The system consists of a quadrocopter, a landing platform situated on the roof of the car and a specially prepared software running on a notebook and the quadrocopter’s board computer.
|Quadrocopter starting from the platform situated on the roof of the car.||Our dedicated software supports multiple input devices to control the drone|
The platform is a place where the quadrocopter can be securely held while driving. The notebook is required in order to easily control the behavior of the drone and the platform.
Computer Science problems
Laser scanners are heavy and expensive, therefore computer vision should be used to detect obstacles and map the environment. The most intense, difficult and time-consuming area of research connected with this project is the development of visual environment recognition algorithms. Detecting obstacles is a fundamental aim of environment recognition. There are several obstacle detection methods but all of them are at the moment unreliable and allow only for slow maneuvers between obstacles.
Moreover, for efficient route selection, it is essential for mobile robots such as drones to map the environment. For the preparation of maps of the environments 3D SLAM algorithms are used. 3D SLAM algorithms generate an overwhelming amount of cloud point data and require enormous computational power to analyse it. A great solution to this problem would be developing an objective SLAM algorithm similar to SLAM++ . A member of our team tries to solve this problem in his PhD.
There are some traditional mechanical difficulties – high weight and cost, big size, low battery capacity. In 2030 the batteries will be more capacious and lighter. We are currently working on miniaturisation of the UAV and replacement of the LIDAR obstacle detection method with stereovision.
The concept of the future single rotor, coaxial urban UAV is illustrated in the following image. The single rotor UAVs are harder to steer and more difficult to build, however they are lighter and offer longer flights and better dynamic.
The possible uses of UAVs for things such as parking place detection and highlighting, traffic jam recognition and alternative route finding, overtaking support, low visibility places preview or emergency vehicle detection are only some of the many opportunities for using drones in cooperation with cars. The variety of possibilities provided by UAVs will allow the improvement in the functionality of the system by developing and adding new, interesting and practical applications.
The total cost of the prototype was around 1500 $. Approximately 90 % of the cost was the electronics, so there is a very wide area for cost reduction. All electronic components were bought separately, and they are protected by their own housing and are connected with relatively long and heavy connectors, therefore there is a great possibility for the weight reduction. All mechanical components were connected with steel nuts and bolts, thick aluminum brackets were used to link the solid aluminum profiles, so there is a great margin for reducing the weight and assembling time.
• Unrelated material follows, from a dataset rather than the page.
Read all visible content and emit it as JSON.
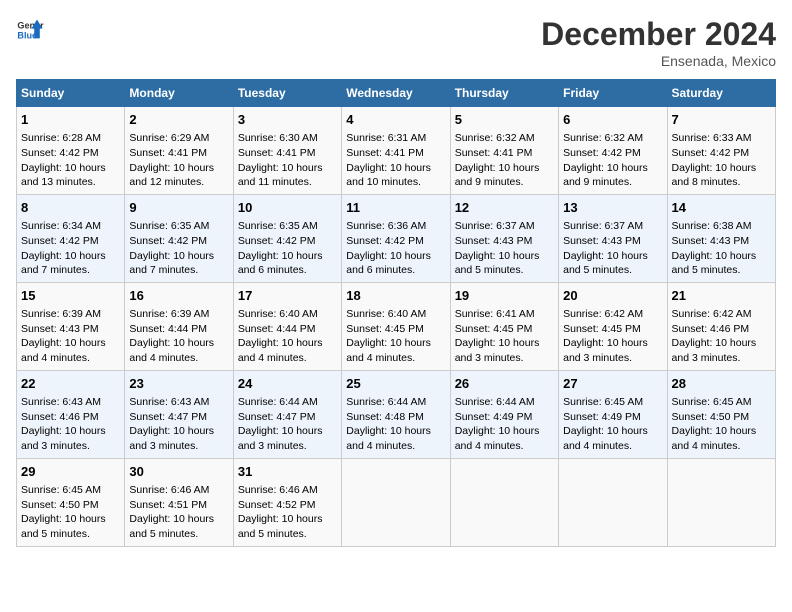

Our research team has been developing this project since May 2014. We are constantly improving our idea and prototype. We have a lot of ideas which are not yet tested and implemented. Based on the progress that we have made this year, we are able to say that our project is feasible. Our team manages a code repository, where the source of the software used in this project is hosted, constantly updated and available for download.
The most intense and time-consuming area of research connected with this project is the computer vision and artificial intelligence programming. Fortunately our research team isn’t struggling alone with these problems, there are some big, open source projects like Google Tango aiming to overcome similar difficulties.